The value that defines if a feature will be kept or removed. Note that for metrics like roc-auc, r2_score and accuracy, the thresholds will be floats between 0 and 1. For metrics like the mean_square_error and the root_mean_square_error the threshold will be a big number. The threshold must be defined by the user. Bigger thresholds will select less features.

cv: int, cross-validation generator or an iterable, default=3

Determines the cross-validation splitting strategy. Possible inputs for cv are:

For int/None inputs, if the estimator is a classifier and y is either binary or multiclass, StratifiedKFold is used. In all other cases, Fold is used. These splitters are instantiated with shuffle=False so the splits will be the same across calls.

For more details check Scikit-learn’s cross_validate documentation

Attributes

initial_model_performance_ :

Performance of the model trained using the original dataset.

feature_importances_ :

Pandas Series with the feature importance (comes from step 2)

performance_drifts_:

Dictionary with the performance drift per examined feature.

features_to_drop_:

List with the features to remove from the dataset.

variables_:

The variables to consider for the feature selection.

n_features_in_:

The number of features in the train set used in fit.

Methods

fit:

Find the important features.

transform:

Reduce X to the selected features.

fit_transform:

Fit to data, then transform it.

fit(X, y)[source]

Find the important features.

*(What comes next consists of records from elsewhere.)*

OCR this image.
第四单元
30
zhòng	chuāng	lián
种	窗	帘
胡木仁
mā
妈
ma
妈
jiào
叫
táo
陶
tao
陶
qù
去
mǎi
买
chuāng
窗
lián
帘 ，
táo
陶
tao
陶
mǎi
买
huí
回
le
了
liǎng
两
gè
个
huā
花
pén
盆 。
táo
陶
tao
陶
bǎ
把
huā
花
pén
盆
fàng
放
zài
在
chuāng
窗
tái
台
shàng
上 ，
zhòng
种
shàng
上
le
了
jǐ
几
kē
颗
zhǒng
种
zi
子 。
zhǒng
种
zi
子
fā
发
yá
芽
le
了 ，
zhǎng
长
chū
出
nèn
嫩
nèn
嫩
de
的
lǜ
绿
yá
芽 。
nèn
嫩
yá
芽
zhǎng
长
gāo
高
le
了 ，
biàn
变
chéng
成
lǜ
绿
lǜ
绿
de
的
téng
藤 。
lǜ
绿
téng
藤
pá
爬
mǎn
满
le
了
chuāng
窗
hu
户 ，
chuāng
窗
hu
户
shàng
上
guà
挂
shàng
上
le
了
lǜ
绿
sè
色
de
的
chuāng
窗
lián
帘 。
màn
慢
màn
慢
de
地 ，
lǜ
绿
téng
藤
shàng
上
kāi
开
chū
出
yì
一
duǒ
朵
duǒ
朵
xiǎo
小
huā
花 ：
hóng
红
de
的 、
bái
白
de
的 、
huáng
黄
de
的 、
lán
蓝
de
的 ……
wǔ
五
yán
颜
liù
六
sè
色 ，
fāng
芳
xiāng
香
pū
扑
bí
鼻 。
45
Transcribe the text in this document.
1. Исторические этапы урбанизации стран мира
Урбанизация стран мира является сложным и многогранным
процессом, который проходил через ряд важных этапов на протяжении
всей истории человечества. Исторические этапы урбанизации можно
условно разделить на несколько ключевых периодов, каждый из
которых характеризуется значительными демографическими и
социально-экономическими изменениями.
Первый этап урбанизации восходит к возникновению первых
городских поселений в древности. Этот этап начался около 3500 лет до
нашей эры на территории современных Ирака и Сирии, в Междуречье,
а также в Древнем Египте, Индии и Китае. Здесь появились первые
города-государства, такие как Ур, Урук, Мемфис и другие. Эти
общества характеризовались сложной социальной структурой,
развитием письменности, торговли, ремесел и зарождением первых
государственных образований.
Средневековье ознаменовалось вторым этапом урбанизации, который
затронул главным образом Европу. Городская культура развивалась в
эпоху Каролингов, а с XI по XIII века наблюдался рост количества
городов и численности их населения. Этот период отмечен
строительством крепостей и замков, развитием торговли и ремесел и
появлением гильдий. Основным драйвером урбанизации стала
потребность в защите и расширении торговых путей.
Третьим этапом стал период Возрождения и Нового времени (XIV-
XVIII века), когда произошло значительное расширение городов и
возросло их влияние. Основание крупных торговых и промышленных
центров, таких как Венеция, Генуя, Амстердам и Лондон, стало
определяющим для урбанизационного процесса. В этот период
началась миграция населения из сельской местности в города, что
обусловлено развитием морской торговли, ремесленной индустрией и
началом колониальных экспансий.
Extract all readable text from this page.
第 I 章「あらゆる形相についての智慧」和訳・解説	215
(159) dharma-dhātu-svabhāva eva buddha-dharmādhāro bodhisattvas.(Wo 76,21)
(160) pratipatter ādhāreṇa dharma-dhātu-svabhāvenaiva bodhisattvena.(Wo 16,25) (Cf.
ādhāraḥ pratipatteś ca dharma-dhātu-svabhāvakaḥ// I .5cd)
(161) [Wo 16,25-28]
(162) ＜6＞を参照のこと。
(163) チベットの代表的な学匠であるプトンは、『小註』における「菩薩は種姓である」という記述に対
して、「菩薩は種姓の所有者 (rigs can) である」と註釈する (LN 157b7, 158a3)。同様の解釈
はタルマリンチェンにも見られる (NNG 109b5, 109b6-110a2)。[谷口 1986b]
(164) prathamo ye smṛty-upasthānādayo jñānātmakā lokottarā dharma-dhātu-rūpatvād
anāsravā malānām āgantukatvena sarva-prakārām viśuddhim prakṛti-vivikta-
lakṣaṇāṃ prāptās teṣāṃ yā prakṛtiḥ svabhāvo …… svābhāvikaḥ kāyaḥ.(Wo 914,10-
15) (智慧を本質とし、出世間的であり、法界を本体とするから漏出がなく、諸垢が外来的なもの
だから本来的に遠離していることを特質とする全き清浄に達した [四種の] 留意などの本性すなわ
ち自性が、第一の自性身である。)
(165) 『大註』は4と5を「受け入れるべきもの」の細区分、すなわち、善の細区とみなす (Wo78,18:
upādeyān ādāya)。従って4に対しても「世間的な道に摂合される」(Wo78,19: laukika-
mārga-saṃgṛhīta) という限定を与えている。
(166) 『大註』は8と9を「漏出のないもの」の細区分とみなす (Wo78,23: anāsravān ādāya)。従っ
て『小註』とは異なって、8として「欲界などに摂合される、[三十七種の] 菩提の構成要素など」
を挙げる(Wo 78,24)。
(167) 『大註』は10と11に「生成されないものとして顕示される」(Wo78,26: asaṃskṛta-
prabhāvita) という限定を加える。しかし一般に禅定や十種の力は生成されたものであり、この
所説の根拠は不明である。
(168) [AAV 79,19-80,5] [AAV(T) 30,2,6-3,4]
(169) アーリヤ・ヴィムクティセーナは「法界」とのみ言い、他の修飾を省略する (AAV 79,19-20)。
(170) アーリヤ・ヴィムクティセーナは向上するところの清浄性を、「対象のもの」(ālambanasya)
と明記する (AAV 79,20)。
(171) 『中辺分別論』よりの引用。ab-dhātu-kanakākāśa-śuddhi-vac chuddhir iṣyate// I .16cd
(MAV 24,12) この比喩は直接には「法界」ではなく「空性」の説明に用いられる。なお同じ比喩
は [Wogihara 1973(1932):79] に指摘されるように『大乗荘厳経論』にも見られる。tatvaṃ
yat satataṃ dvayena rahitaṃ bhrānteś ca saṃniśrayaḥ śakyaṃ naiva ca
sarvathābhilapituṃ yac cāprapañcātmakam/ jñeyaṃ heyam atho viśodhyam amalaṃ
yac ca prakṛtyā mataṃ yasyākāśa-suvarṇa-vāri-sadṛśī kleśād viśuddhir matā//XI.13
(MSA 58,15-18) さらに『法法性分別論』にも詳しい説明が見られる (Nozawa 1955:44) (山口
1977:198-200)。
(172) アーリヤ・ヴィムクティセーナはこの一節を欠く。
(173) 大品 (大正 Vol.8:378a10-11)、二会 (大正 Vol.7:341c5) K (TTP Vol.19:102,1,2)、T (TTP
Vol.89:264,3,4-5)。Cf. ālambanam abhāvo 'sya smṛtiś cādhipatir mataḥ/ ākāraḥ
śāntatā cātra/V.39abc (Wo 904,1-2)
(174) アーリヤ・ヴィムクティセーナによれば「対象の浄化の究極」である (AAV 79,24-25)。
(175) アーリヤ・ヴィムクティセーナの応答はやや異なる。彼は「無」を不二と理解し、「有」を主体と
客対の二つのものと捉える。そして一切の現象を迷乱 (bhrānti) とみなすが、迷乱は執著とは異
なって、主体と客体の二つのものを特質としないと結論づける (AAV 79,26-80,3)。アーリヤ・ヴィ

Note that the selector trains various models at each round of selection, so it might take a while.

Parameters
X: pandas dataframe of shape = [n_samples, n_features]

The input dataframe

y: array-like of shape (n_samples)

Target variable. Required to train the estimator.

Returns
self
transform(X)[source]

Return dataframe with selected features.

Parameters
X: pandas dataframe of shape = [n_samples, n_features].

The input dataframe.

Returns
X_transformed: pandas dataframe of shape = [n_samples, n_selected_features]

Pandas dataframe with the selected features.

rtype

DataFrame ..

Example

import pandas as pd
from sklearn.datasets import load_diabetes
from sklearn.linear_model import LinearRegression
from feature_engine.selection import RecursiveFeatureElimination

# load dataset
diabetes_X, diabetes_y = load_diabetes(return_X_y=True)
X = pd.DataFrame(diabetes_X)
y = pd.DataFrame(diabetes_y)

# initialize linear regresion estimator
linear_model = LinearRegression()

# initialize feature selector
tr = RecursiveFeatureElimination(estimator=linear_model, scoring="r2", cv=3)

# fit transformer
Xt = tr.fit_transform(X, y)

# get the initial linear model performance, using all features
tr.initial_model_performance_
0.488702767247119
# Get the performance drift of each feature
tr.performance_drifts_
{4: 0,
 8: 0.2837159006046677,
 2: 0.1377700238871593,
 5: 0.0023329006089969906,
 3: 0.0187608758643259,
 1: 0.0027994385024313617,
 7: 0.0026951300105543807,
 6: 0.002683967832484757,
 9: 0.0003040126429713075,
 0: -0.007386876030245182}
# the features to drop
tr.features_to_drop_
[0, 6, 7, 9]
print(Xt.head())
          4         8         2         3
0 -0.044223  0.019908  0.061696  0.021872
1 -0.008449 -0.068330 -0.051474 -0.026328
2 -0.045599  0.002864  0.044451 -0.005671
3  0.012191  0.022692 -0.011595 -0.036656
4  0.003935 -0.031991 -0.036385  0.021872